Matter of Peterson v Eagan
2013 NY Slip Op 05530 [108 AD3d 772]
July 31, 2013
Appellate Division, Second Department
Published by New York State Law Reporting Bureau pursuant to Judiciary Law § 431.
As corrected through Wednesday, August 21, 2013


In the Matter of Marcia Peterson, Appellant,
v
Robert L. Eagan, Respondent.

[*1] Mirkin & Gordon, P.C., Great Neck, N.Y. (Arthur J. DiBerardino of counsel), for appellant.

In a child support proceeding pursuant to Family Court article 4, the mother appeals from an order of the Family Court, Kings County (Ambrosio, J.), dated April 4, 2012, which denied her objections to an order of the same court (Castaldi, S.M.), dated November 18, 2011, which denied her motion to vacate an order of the same court (Castaldi, S.M.), dated May 18, 2011, which, upon her default, dismissed her petition to enforce a child support order and granted the father's cross petition for a credit against his support arrears.
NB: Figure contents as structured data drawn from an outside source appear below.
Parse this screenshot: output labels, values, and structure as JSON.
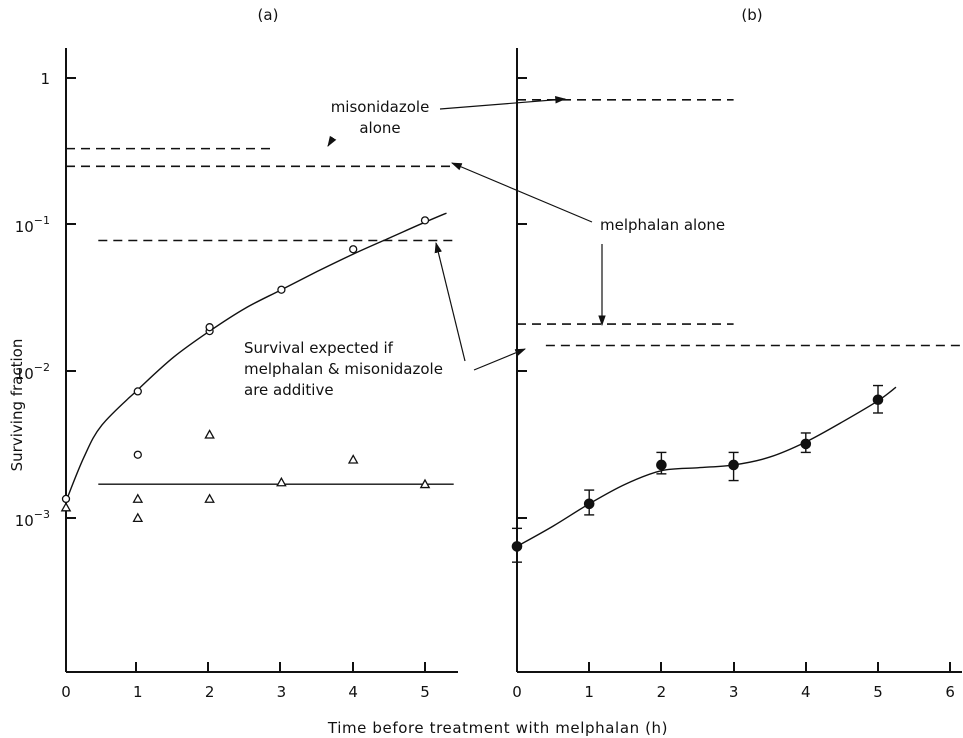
{
  "chart_data": [
    {
      "type": "scatter",
      "panel_label": "(a)",
      "ylabel": "Surviving fraction",
      "xlim": [
        0,
        5.4
      ],
      "ylim_log10": [
        -4,
        0.2
      ],
      "yscale": "log",
      "x_ticks": [
        "0",
        "1",
        "2",
        "3",
        "4",
        "5"
      ],
      "y_tick_labels": [
        {
          "value": 1,
          "base": "1",
          "exp": ""
        },
        {
          "value": 0.1,
          "base": "10",
          "exp": "−1"
        },
        {
          "value": 0.01,
          "base": "10",
          "exp": "−2"
        },
        {
          "value": 0.001,
          "base": "10",
          "exp": "−3"
        }
      ],
      "series": [
        {
          "marker": "open-circle",
          "x": [
            0,
            1,
            1,
            2,
            2,
            3,
            4,
            5
          ],
          "y": [
            0.00135,
            0.0073,
            0.0027,
            0.0188,
            0.02,
            0.036,
            0.068,
            0.107
          ]
        },
        {
          "marker": "open-triangle",
          "x": [
            0,
            1,
            1,
            2,
            2,
            3,
            4,
            5
          ],
          "y": [
            0.00118,
            0.00135,
            0.001,
            0.0037,
            0.00135,
            0.00175,
            0.0025,
            0.0017
          ]
        }
      ],
      "fit_curves": [
        {
          "x": [
            0,
            0.25,
            0.5,
            1,
            1.5,
            2,
            2.5,
            3,
            3.5,
            4,
            4.5,
            5,
            5.3
          ],
          "y": [
            0.0013,
            0.0026,
            0.0043,
            0.0075,
            0.0125,
            0.0188,
            0.027,
            0.036,
            0.048,
            0.063,
            0.081,
            0.104,
            0.12
          ]
        },
        {
          "x": [
            0.45,
            5.4
          ],
          "y": [
            0.0017,
            0.0017
          ]
        }
      ],
      "reference_lines": [
        {
          "y": 0.33,
          "x": [
            0,
            2.9
          ]
        },
        {
          "y": 0.25,
          "x": [
            0,
            5.4
          ]
        },
        {
          "y": 0.078,
          "x": [
            0.45,
            5.4
          ]
        }
      ],
      "annotations": {
        "misonidazole_alone": [
          "misonidazole",
          "alone"
        ],
        "melphalan_alone": "melphalan alone",
        "survival_expected": [
          "Survival expected if",
          "melphalan & misonidazole",
          "are additive"
        ]
      }
    },
    {
      "type": "scatter",
      "panel_label": "(b)",
      "xlim": [
        0,
        6.2
      ],
      "ylim_log10": [
        -4,
        0.2
      ],
      "yscale": "log",
      "x_ticks": [
        "0",
        "1",
        "2",
        "3",
        "4",
        "5",
        "6"
      ],
      "series": [
        {
          "marker": "filled-circle",
          "x": [
            0,
            1,
            2,
            3,
            4,
            5
          ],
          "y": [
            0.00064,
            0.00125,
            0.0023,
            0.0023,
            0.0032,
            0.0064
          ],
          "err_low": [
            0.0005,
            0.00105,
            0.002,
            0.0018,
            0.0028,
            0.0052
          ],
          "err_high": [
            0.00085,
            0.00155,
            0.0028,
            0.0028,
            0.0038,
            0.008
          ]
        }
      ],
      "fit_curves": [
        {
          "x": [
            0,
            0.5,
            1,
            1.5,
            2,
            2.5,
            3,
            3.5,
            4,
            4.5,
            5,
            5.25
          ],
          "y": [
            0.00064,
            0.00088,
            0.00125,
            0.0017,
            0.0021,
            0.0022,
            0.0023,
            0.0026,
            0.0033,
            0.0045,
            0.0063,
            0.0078
          ]
        }
      ],
      "reference_lines": [
        {
          "y": 0.71,
          "x": [
            0,
            3
          ]
        },
        {
          "y": 0.021,
          "x": [
            0,
            3
          ]
        },
        {
          "y": 0.015,
          "x": [
            0.4,
            6.2
          ]
        }
      ]
    }
  ],
  "shared_xlabel": "Time before treatment with melphalan (h)"
}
Ordered that the order dated April 4, 2012, is reversed, on the facts and in the exercise of discretion, without costs or disbursements, the mother's objections are granted, the motion to vacate is granted, the orders dated May 18, 2011, and November 18, 2011, are vacated, the petition is reinstated, and the matter is remitted to the Family Court, Kings County, for further proceedings on the mother's petition and the father's cross petition.

A petitioner seeking to vacate a default must establish a reasonable excuse for the default and a potentially meritorious case (see Matter of Weintrob v Weintrob, 87 AD3d 749, 751 [2011]; Matter of Dellagatta v McGillicuddy, 31 AD3d 549, 550 [2006]). The question of whether to relieve a party of an order entered on default is a matter left to the sound discretion of the court. However, orders entered upon default are disfavored in child support cases (see Matter of Morales v Marma, 88 AD3d 722 [2011]).

Here, contrary to the Family Court's conclusion, the mother provided a reasonable excuse for her failure to appear at a scheduled court proceeding on May 18, 2011 (see id. at 723). Moreover, the mother established a potentially meritorious case, as well as a potentially meritorious defense to the father's cross petition (see Matter of Weintrob v Weintrob, 87 AD3d at 751). Accordingly, the mother's objections to the order dated November 18, 2011, which denied her motion to vacate the prior order entered upon her default, should have been granted. Angiolillo, J.P., Chambers, Roman and Hinds-Radix, JJ., concur.